Hello everyone
I have successfully been able to train a transformer model for english to indic languages, but i was getting a lot of unknown token () so i decided to try sentence piece to mitigate the problem, but after using sententencepiece tokenizer i am not getting any output.
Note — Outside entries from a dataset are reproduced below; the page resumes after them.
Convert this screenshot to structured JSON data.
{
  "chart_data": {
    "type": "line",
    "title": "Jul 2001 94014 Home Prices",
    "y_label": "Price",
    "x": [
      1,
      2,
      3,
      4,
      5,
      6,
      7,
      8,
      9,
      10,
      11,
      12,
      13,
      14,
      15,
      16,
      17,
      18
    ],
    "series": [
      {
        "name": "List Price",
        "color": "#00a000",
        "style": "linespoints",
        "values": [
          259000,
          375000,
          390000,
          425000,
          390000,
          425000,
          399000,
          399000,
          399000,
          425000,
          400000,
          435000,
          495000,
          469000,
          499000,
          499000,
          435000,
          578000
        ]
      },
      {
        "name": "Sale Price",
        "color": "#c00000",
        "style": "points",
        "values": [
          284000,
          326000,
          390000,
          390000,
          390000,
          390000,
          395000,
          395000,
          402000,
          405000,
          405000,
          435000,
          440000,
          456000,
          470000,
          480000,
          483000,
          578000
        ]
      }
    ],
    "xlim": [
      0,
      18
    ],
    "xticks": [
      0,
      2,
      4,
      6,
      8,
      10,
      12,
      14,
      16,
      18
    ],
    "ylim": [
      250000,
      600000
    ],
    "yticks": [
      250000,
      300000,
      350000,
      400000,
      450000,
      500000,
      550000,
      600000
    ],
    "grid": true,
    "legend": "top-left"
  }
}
I have converted the vocabularies in opennmt-tf format from this link Vocabulary — OpenNMT-tf 2.26.1 documentation
My yaml file
model_dir: run/
data:
train_features_file: train.en
train_labels_file: train.ka
eval_features_file: val.en
eval_labels_file: val.ka
source_vocabulary: vocab.src
target_vocabulary: vocab.tgt
source_tokenization:
type: SentencePieceTokenizer
params:
model: vocab.src.model
target_tokenization:
type: SentencePieceTokenizer
params:
model: vocab.src.model
train:
save_checkpoints_steps: 1000
maximum_features_length: 50
maximum_labels_length: 50
batch_size: 4096
max_step: 500000
save_summary_steps: 100
eval:
external_evaluators: BLEU
export_format: saved_model
params:
average_loss_in_time: true
infer:
batch_size: 32
My output: https://drive.google.com/file/d/1-3oDnE5OKZze8I4AddXr8DzB-YOzhU0t/view?usp=sharing
Any kind of help would be greatly appreciated